The "Zenmuse X9" camera was designed specifically for Ronin 4D and should be given pause by dedicated camera manufacturers.
It's a full-frame interchangeable camera that can use DJI's DL or Leica M lenses (as well as other mirrorless lenses via adapters) and comes with no fewer than nine built-in neutral density (ND) filters to control exposure.
DJI said in a press release that the lidar focusing system provides "43,200 ranging points up to 10 meters to quickly and accurately locate targets even in low-light environments."
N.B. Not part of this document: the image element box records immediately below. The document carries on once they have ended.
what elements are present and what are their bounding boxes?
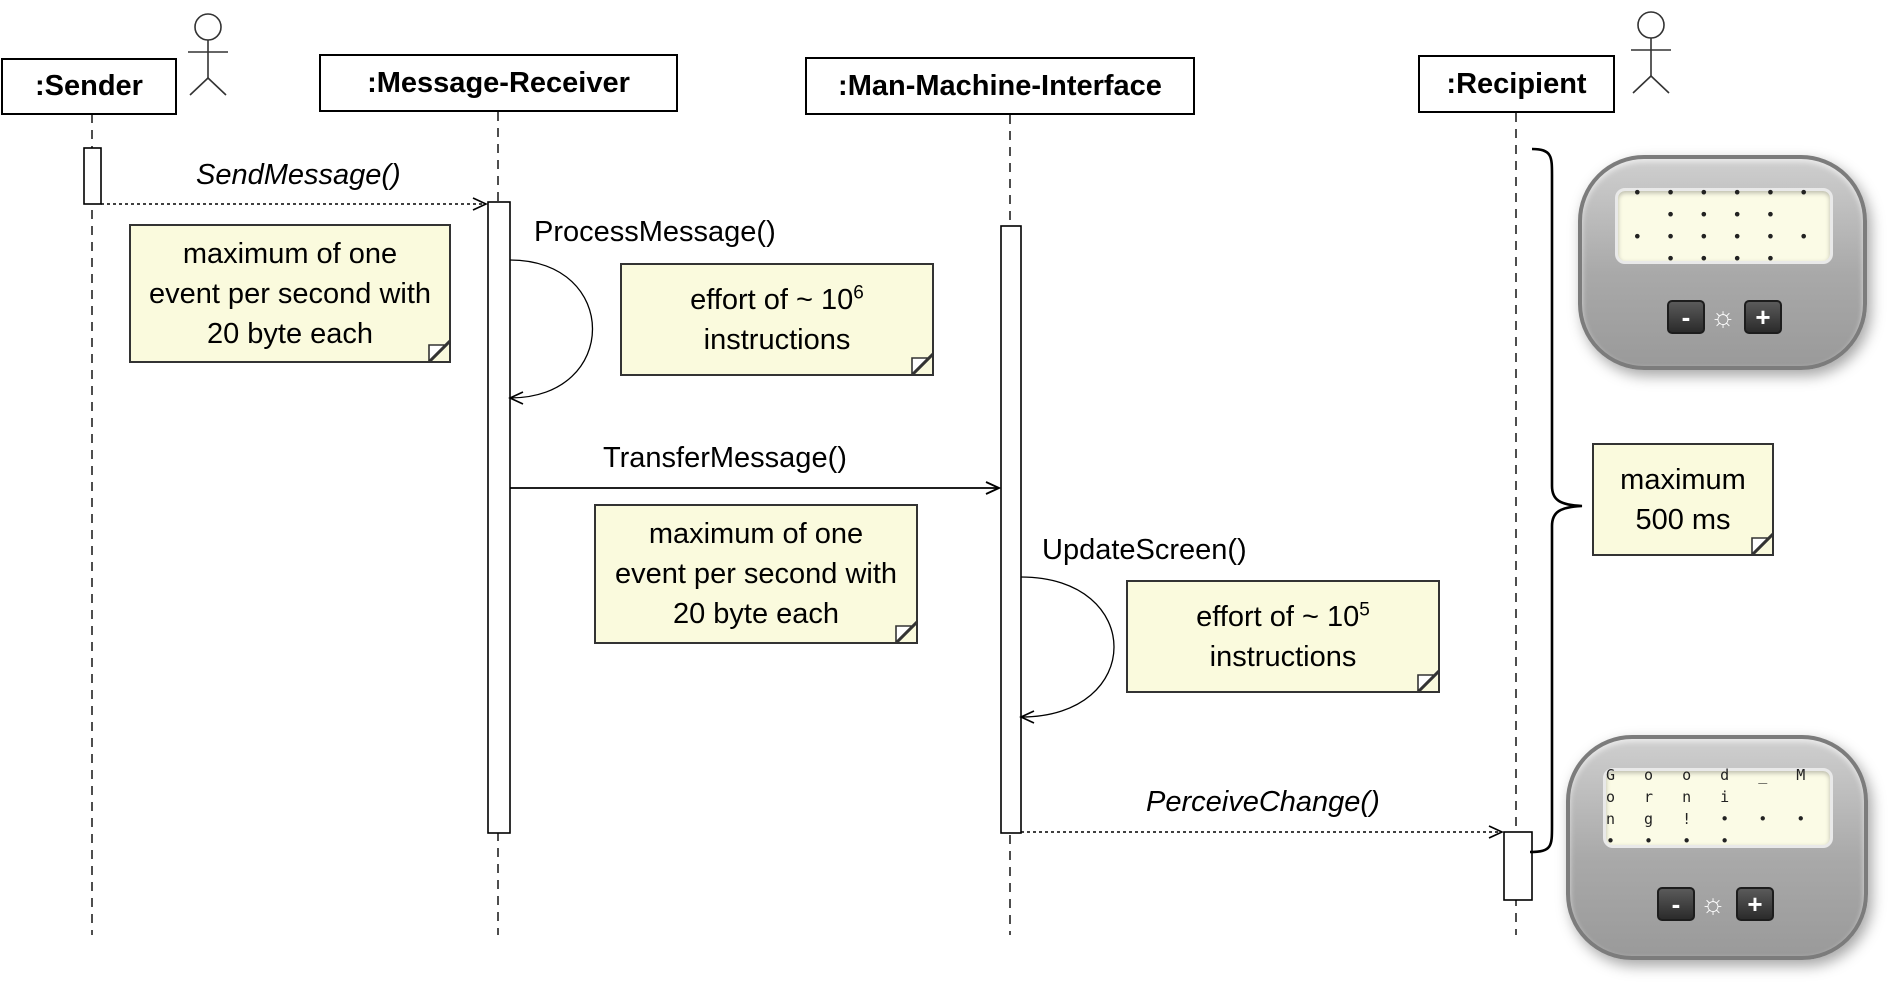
- display-device-after: G o o d _ M o r n i n g ! • • • • • • • …: [1566, 735, 1868, 960]
- screen-row: • • • • • • • • • •: [1632, 183, 1816, 224]
- effort-exponent: 6: [853, 281, 864, 303]
- note-fold-corner: [1750, 532, 1774, 556]
- screen-row: • • • • • • • • • •: [1632, 227, 1816, 268]
- send-message-label: SendMessage(): [196, 159, 401, 191]
- effort-prefix: effort of ~ 10: [1196, 600, 1360, 633]
- message-receiver-activation: [487, 201, 511, 834]
- note-line: 20 byte each: [206, 317, 374, 350]
- device-screen: • • • • • • • • • • • • • • • • • • • •: [1615, 183, 1833, 268]
- update-effort-note: effort of ~ 105 instructions: [1126, 580, 1440, 693]
- note-line: 500 ms: [1635, 503, 1731, 536]
- perceive-change-label: PerceiveChange(): [1146, 786, 1380, 818]
- message-receiver-participant-label: :Message-Receiver: [367, 66, 630, 99]
- recipient-activation: [1503, 831, 1533, 901]
- note-fold-corner: [1416, 669, 1440, 693]
- update-screen-self-arrow: [1019, 576, 1115, 724]
- man-machine-interface-activation: [1000, 225, 1022, 834]
- max-latency-note: maximum 500 ms: [1592, 443, 1774, 556]
- note-line: event per second with: [614, 558, 898, 590]
- note-fold-corner: [894, 620, 918, 644]
- note-fold-corner: [910, 352, 934, 376]
- brightness-minus-button[interactable]: -: [1657, 887, 1695, 921]
- update-screen-label: UpdateScreen(): [1042, 534, 1247, 566]
- message-receiver-participant-box: :Message-Receiver: [319, 54, 678, 112]
- transfer-message-label: TransferMessage(): [603, 442, 847, 474]
- note-line: maximum of one: [648, 518, 864, 550]
- screen-text: • • • • • • • • • • • • • • • • • • • •: [1618, 182, 1830, 270]
- process-message-self-arrow: [508, 259, 593, 405]
- note-line: effort of ~ 106: [690, 280, 864, 320]
- brightness-minus-button[interactable]: -: [1667, 300, 1705, 334]
- note-line: maximum of one: [182, 237, 398, 270]
- man-machine-interface-participant-box: :Man-Machine-Interface: [805, 57, 1195, 115]
- brightness-plus-button[interactable]: +: [1744, 300, 1782, 334]
- sender-rate-note: maximum of one event per second with 20 …: [129, 224, 451, 363]
- process-effort-note: effort of ~ 106 instructions: [620, 263, 934, 376]
- man-machine-interface-participant-label: :Man-Machine-Interface: [838, 69, 1162, 102]
- sender-actor-icon: [188, 13, 228, 96]
- recipient-actor-icon: [1631, 11, 1671, 94]
- effort-exponent: 5: [1359, 598, 1370, 620]
- note-line: maximum: [1620, 463, 1746, 496]
- brightness-icon: ☼: [1700, 888, 1726, 919]
- transfer-rate-note: maximum of one event per second with 20 …: [594, 504, 918, 644]
- brightness-plus-button[interactable]: +: [1736, 887, 1774, 921]
- screen-row: n g ! • • • • • • •: [1606, 810, 1816, 850]
- display-device-before: • • • • • • • • • • • • • • • • • • • • …: [1578, 155, 1867, 370]
- device-screen: G o o d _ M o r n i n g ! • • • • • • •: [1603, 766, 1833, 850]
- note-fold-corner: [427, 339, 451, 363]
- screen-text: G o o d _ M o r n i n g ! • • • • • • •: [1606, 764, 1830, 852]
- sender-activation: [83, 147, 102, 205]
- note-line: effort of ~ 105: [1196, 597, 1370, 637]
- effort-prefix: effort of ~ 10: [690, 283, 854, 316]
- note-line: instructions: [1209, 640, 1357, 673]
- note-line: instructions: [703, 323, 851, 356]
- note-line: event per second with: [148, 277, 432, 310]
- note-line: 20 byte each: [672, 598, 840, 630]
- screen-row: G o o d _ M o r n i: [1606, 766, 1816, 806]
- timing-constraint-brace: [1529, 147, 1583, 854]
- brightness-icon: ☼: [1710, 301, 1736, 332]
- recipient-participant-box: :Recipient: [1418, 55, 1615, 113]
- sender-participant-box: :Sender: [1, 58, 177, 115]
- sender-participant-label: :Sender: [35, 70, 143, 102]
- process-message-label: ProcessMessage(): [534, 216, 776, 248]
- recipient-participant-label: :Recipient: [1446, 67, 1587, 100]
The statement didn't mention the camera's other auto-focus technology, though it "supports face/body recognition and framing of any object."
It also notes that the system "measures the distance to an object without relying on surface texture or looking for edges," meaning it does not use contrast to detect AF.
The system supports fully automatic focus, manual focus, and "automatic manual focus" (AMF), allowing camera operators to "zoom with extreme precision."
The general idea of the AMF is that autofocus handles most AF chores, but allows operators to manually intervene at any point.
Other features include a long term (20,000 ft) video transmitter output 1080/60p feed remote monitoring, three storage methods (USB SSD, CFexpress B, and close proprietary PRO SSD 1 TB), built-in microphone 3.5mm microphone port, and XLR port through an expansion board and battery for 2.5 hours of shooting time.
The Ronin 4D with a 6K camera costs $7,199 and the 8K model costs $11,499.Both come with a gimbal, camera, lidar rangefinder, display, handle, top handle, carrying case, and battery.
Sure, that's a lot, but less than some movie camera systems themselves -- and DJI's Ronin 2 movie theater stabilizer ran more than $8,000 without any cameras.